Когда я помыл руки, то я пошёл сначала не на кухню, а пошёл сначала в спальню к бабушке. Я решил, что не буду тратить время, а сразу начну всё узнавать. И я сразу спросил бабушку, может, она знает какие-нибудь хоть чуть-чуть волшебные слова. Бабушка у меня очень хорошая. Она сначала маленько удивилась, а потом сказала, что, конечно, знает. И я ужасно обрадовался. А бабушка сказала, что волшебные слова написал Бог. Бог - это такой дядька. Он сидит на небе и всё смотрит. Где что надо взять и кому что надо дать. Если кому-нибудь что-то надо, то он идет сразу в церковь к Богу и говорит, что ему надо. И Бог ему даёт. Только надо очень долго ждать. Целый год. А он, может, забудет, что надо дать. Поэтому надо всё время ходить в церковь и говорить. И бабушка всё время ходит в церковь. Только Бог всё время забывает, что ей надо. И бабушка его немножко боится. А я его совсем не боюсь. Я думаю, он немножко похож на маминого начальника из отдела снабжения. Он тоже всем всё даёт, и тоже не сразу, а если долго просить. Только Бог ещё, если кто-нибудь умрёт, забирает его душу. Бабушка говорит, что душа есть в каждом человеке, только никто не знает, где. Я думаю, что, наверное, она в сердце. Когда мама ещё не развелась с папой, она часто говорила, что он ей всю душу вымотал, а потом пила таблетки от сердца. Мама у меня очень хорошая.
Так вот, бабушка мне сказала, что она знает самые волшебные слова, и они написаны в книжке, которая очень толстая и называется Библия. Она лежит у бабушки на тумбочке возле кровати. А рядом нарисован Николай Чудотворец. Он называется Чудотворец, потому что вытворял всяческие чудеса.

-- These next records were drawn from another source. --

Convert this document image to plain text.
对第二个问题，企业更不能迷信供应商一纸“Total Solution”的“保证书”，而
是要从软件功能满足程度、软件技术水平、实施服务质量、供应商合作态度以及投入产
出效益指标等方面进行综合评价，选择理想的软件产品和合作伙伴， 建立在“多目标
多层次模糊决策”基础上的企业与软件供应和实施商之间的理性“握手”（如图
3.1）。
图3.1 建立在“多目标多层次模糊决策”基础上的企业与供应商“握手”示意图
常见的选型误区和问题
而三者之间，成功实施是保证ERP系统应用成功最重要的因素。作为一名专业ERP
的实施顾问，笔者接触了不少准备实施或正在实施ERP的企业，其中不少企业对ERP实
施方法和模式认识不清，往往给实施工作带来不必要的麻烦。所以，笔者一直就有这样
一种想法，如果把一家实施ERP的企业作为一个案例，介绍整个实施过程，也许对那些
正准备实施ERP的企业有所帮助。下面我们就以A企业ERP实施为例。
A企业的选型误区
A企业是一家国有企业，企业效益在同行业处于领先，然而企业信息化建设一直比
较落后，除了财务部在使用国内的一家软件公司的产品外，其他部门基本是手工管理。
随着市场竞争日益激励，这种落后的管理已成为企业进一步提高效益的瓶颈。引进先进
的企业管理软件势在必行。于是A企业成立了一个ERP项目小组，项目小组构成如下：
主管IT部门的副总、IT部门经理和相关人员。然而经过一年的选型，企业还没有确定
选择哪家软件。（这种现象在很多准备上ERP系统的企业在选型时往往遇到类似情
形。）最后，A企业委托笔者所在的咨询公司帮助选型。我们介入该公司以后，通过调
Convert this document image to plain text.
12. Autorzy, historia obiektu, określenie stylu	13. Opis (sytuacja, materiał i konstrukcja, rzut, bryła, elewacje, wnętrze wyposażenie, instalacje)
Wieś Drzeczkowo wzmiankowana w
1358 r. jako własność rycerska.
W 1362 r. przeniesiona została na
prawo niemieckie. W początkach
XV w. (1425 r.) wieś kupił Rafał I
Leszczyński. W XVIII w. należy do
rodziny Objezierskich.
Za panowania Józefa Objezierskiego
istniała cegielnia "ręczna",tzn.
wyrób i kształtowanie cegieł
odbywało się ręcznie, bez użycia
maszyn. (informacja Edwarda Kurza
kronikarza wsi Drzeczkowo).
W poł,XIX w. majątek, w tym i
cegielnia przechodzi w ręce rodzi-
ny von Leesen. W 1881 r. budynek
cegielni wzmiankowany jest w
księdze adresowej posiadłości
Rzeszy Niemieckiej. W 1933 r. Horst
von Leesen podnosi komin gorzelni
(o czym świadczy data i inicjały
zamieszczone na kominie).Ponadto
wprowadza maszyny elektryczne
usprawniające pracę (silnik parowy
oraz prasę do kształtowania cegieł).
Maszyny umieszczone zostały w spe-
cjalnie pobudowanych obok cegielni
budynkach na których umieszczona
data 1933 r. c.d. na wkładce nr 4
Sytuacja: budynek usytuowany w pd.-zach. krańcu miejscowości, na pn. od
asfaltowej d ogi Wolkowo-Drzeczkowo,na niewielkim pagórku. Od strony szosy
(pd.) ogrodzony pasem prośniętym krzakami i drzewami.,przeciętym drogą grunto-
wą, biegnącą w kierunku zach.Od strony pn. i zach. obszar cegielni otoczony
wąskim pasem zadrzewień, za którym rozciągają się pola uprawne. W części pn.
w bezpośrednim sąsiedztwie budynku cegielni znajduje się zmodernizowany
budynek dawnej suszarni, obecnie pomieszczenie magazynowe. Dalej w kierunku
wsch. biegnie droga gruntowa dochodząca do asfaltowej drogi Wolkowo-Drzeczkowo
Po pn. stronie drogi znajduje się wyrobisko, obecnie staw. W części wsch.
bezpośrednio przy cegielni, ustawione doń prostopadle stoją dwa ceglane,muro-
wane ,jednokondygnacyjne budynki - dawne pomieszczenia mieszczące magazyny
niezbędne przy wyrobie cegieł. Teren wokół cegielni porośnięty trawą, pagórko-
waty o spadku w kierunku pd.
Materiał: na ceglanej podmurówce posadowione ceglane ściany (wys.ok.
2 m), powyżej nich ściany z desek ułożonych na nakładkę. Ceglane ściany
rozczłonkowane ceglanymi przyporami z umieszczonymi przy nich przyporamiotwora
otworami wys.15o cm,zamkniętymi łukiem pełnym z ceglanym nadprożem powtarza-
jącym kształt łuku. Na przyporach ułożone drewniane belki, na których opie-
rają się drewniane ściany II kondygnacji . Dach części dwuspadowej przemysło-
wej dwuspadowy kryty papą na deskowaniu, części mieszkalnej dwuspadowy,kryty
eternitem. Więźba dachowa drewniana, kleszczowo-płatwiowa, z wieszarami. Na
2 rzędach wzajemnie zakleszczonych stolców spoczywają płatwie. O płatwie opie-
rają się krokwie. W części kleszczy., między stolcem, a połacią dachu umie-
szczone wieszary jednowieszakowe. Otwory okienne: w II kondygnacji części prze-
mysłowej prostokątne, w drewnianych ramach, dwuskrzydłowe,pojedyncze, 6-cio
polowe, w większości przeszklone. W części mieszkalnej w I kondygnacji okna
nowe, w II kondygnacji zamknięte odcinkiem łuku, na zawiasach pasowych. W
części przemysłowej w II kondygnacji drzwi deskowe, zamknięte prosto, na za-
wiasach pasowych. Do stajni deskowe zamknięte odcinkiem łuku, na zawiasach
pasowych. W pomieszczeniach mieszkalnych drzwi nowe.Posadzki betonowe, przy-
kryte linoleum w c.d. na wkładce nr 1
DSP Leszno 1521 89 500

И вот бабушка взяла книжку и дала мне её почитать. Я уже немножко хорошо читаю по слогам. И я прочитал такие слова: "В на-чале было Слово, и Слово бы-ло у- Бога, и Сло-во было Бог...". А бабушка сказала, чтобы я эту книгу прочитал, и выучил молитву "Отче наш" и повторял её всё время, и тогда будет очень хорошо. А я спросил, что мне нужно выучить только эту молитву, или всю толстую книжку Библию, чтобы стать настоящим колдуном. Но тут бабушка очень сильно рассердилась и сказала, что колдовать - это грех и очень плохо. И еще сказала, чтобы я поменьше слушал всяческих дураков. А я и так дураков не слушаю. Что я, маленький, что ли? Чего же их слушать, если они дураки? И я хотел сказать бабушке, что колдовать вовсе не грех, если дело хорошее, а вовсе даже хорошо. Но бабушка не стала меня слушать и выгнала меня из комнаты. Только сначала перекрестила, а потом выгнала.
Мне сперва стало немножко обидно, что она не стала слушать. Ведь я же прав, и колдовать вовсе не грех, если колдовать что-нибудь хорошее. А потом подумал, что как только научусь, наколдую ей сразу новый пуховый платок и валенки, потому что у неё старые валенки, и надо их подшивать, а бабушка не умеет. И когда я наколдую, она увидит, что это хорошо, и сразу мне поверит. И я пошёл ужинать.
Тут мне оставалось ещё одно главное дело. Надо было спросить у мамы про слова. Только сразу спросить не получилось, потому что мама сразу поставила передо мной тарелку, а она очень сильно не любит, когда говорят во время еды. А я не хотел её огорчать, потому что я хотел задать ей очень важный вопрос. И я молча съел всю кашу. А потом спросил, знает ли она какие-нибудь волшебные слова, потому что бабушкины слова мне немножко не совсем подходят. И мама увидела, что я съел всю кашу, и сказала, что знает. Я очень обрадовался и спросил, а какие они. А мама удивилась, и сказала, что я их давно знаю. Мама читала мне про них книжку писательницы Осеевой. Она так и называется - "Волшебное слово".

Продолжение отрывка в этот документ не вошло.